Reionization Revisited: Secondary CMB Anisotropies and Polarization
Wayne Hu
TL;DR
The paper revisits secondary CMB anisotropies and polarization during reionization, showing that mildly nonlinear density fluctuations yield a kinetic SZ signal that naturally extends the Vishniac effect, with potentially comparable power at arcminute scales under gas-tracing assumptions. It introduces an all-sky Limber formalism for scalar and tensor sources and derives explicit expressions for temperature and polarization spectra arising from density and ionization modulations, including patchy reionization scenarios. While secondary polarization in adiabatic CDM is predicted to be exceedingly small, the work highlights how observations of B-mode polarization can constrain the amplitude and coherence of the velocity field, and discusses the limitations and model dependencies of these signals. Overall, the study provides a comprehensive framework to quantify nonlinear secondary anisotropies and polarization, offering a pathway to glean information about reionization physics and structure formation from high-precision CMB data.
Abstract
Secondary CMB anisotropies and polarization provide a laboratory to study structure formation in the reionized epoch.

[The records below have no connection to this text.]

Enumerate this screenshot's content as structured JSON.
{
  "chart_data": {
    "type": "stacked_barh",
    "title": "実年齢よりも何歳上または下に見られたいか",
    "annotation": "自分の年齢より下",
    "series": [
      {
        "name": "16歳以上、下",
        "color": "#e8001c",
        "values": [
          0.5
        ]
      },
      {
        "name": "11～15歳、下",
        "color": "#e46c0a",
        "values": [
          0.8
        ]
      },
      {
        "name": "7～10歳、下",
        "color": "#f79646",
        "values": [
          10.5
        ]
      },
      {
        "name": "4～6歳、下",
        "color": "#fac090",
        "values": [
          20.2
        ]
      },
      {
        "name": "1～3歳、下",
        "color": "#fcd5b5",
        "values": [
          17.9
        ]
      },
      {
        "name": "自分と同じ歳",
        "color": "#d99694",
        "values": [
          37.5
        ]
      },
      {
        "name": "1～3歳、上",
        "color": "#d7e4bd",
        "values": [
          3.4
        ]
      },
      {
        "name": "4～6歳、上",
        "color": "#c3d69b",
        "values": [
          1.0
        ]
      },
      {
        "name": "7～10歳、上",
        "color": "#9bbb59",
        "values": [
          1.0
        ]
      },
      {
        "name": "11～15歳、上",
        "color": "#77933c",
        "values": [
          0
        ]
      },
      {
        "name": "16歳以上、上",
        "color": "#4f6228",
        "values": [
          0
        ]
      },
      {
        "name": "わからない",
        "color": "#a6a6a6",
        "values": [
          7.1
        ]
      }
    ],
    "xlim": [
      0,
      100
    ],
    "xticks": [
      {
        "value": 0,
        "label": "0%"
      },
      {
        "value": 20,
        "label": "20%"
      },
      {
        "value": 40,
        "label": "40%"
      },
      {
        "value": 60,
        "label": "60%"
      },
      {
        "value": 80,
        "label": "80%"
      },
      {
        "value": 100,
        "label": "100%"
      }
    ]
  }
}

We consider the kinetic Sunyaev-Zel'dovich effect from mildly nonlinear large-scale structure and show that it is a natural extension of the perturbative Vishniac effect. If the gas traces the dark matter to overdensities of order 10, as expected from simulations, this effect is at least comparable to the Vishniac effect at arcminute scales. On smaller scales, it may be used to study the thermal history-dependent clustering of the gas. Polarization is generated through Thomson scattering of primordial quadrupole anisotropies, kinetic (second order Doppler) quadrupole anisotropies and intrinsic scattering quadrupole anisotropies. Small scale polarization results from the density and ionization modulation of these sources. These effects generically produce comparable E and B-parity polarization, but of negligible amplitude (0.001-0.01 uK) in adiabatic CDM models. However, the primordial and kinetic quadrupoles are observationally comparable today so that a null detection of B-polarization would set constraints on the evolution and coherence of the velocity field. Conversely, a detection of a cosmological B-polarization even at large angles does not necessarily imply the presence of gravity waves or vorticity. For these calculations, we develop an all-sky generalization of the Limber equation that allows for an arbitrary local angular dependence of the source for both scalar and symmetric trace-free tensor fields on the sky.